Prof. Dr. lit. Dr. phil. Julius Arthur Smith Gelehrter mit den Spezialgebieten Archäologie und europäische Sprachen, humorvoll, freundlich, mit einer Vorliebe für ganz abscheulichen Tabak und der zweite eurer Tutoren.
Er enttarnt mit großer Freude falsche Medien und Geistererscheinungen. Ansonsten spricht er immer mal wieder von seinen Forschungen auf dem Gebiet der "Erscheinungen".
John Beddows Sein äußerst korrekter Butler, der ihm bei all seinen Recherchen und Forschungen hilfreich zur Seite steht.
Vermutlich ist er inzwischen auch ein echter Experte auf einigen der Forschungsgebieten des Professors.
Mr. Razif Kantu Barani Ein indischer Fakir oder Yogi oder Brahmane oder so - mit einer Schulbildung aus Cambridge und einer so britischen upper class Aussprache des Englischen, dass man auf die Idee kommen könnte, er hätte einen Sitz im Oberhaus.
Er versucht den geheimnisvollen Kräften des Körpers und ihrer Energien einen Ausdruck in der Naturwissenschaft zu geben.
Oksana Larri Eine Frau aus Sibirien. Was oder wer sie genau ist, wird euch nicht klar, denn ihr Englisch ist äußerst begrenzt. Sie scheint allerdings recht viel von Geistern zu sprechen.
Mr. Henry Latimer Ihr Partner in einer Forschungsarbeit über - wen überrascht's - Geister. Und wenn ihr den Gerüchten glauben dürft, den Geister seiner Vorfahren, die auf dem Sitz der Latimers, auf High Tor's Manor in Devon, umgehen.

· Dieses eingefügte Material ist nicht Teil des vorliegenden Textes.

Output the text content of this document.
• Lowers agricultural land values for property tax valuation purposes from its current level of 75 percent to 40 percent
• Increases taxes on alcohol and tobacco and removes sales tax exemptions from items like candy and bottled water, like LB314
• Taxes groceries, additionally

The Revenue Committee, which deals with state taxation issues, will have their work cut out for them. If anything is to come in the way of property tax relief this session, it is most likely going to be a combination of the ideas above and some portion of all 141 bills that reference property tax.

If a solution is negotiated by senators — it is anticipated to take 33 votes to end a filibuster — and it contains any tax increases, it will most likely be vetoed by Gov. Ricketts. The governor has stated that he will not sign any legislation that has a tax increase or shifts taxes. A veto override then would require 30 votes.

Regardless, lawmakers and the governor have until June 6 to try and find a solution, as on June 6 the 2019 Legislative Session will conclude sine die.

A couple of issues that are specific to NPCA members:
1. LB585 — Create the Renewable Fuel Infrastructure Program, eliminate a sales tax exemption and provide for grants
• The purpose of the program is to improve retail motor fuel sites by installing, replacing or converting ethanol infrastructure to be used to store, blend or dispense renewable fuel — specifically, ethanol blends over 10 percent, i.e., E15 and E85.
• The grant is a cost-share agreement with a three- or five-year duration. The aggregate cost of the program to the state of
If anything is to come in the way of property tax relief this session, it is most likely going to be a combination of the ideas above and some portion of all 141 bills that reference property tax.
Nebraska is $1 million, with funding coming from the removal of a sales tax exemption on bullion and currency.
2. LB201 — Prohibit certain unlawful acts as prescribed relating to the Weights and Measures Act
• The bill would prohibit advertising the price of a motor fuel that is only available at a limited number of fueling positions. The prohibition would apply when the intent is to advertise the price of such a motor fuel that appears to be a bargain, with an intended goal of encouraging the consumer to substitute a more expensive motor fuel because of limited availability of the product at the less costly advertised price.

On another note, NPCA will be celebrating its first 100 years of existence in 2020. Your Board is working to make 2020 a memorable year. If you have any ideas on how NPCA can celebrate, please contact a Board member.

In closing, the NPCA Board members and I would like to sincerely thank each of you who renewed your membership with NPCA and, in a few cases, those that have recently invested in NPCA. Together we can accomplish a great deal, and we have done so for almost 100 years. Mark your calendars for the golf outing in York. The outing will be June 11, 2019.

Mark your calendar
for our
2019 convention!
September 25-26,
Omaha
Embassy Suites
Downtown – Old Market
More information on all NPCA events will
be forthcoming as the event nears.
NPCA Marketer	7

Er ist von seiner echten Geisterbesessenheit abgesehen ein höchst durchschnittlicher britischer Gentleman: Mittelgroß, mittelschlank, mittelalt, mittelblond, liebenswürdig, korrekt und höchst langweilig.
Miss Elvira Letitia Gonzalez y Cambero Eine Botanikerin aus Brasilien, die sehr rassig, sehr attraktiv und sehr temperamentvoll ist. Sie verschlingt in ihrer "Freizeit" begeistert billige gothic novels und gerät sich deshalb immer wieder mit den Spiritisten des Clubs in die Haare, da sie der Meinung ist, durch ihre Lektüre mindestens ein ebenso großes Wissen über Geister zu besitzen wie diese.
Ihr Forschungsgebiet sind mehrere hochgiftige Pflanzen ihrer Heimat, die eng mit einem Kult der Eingeborenen in Verbind zu stehen scheinen.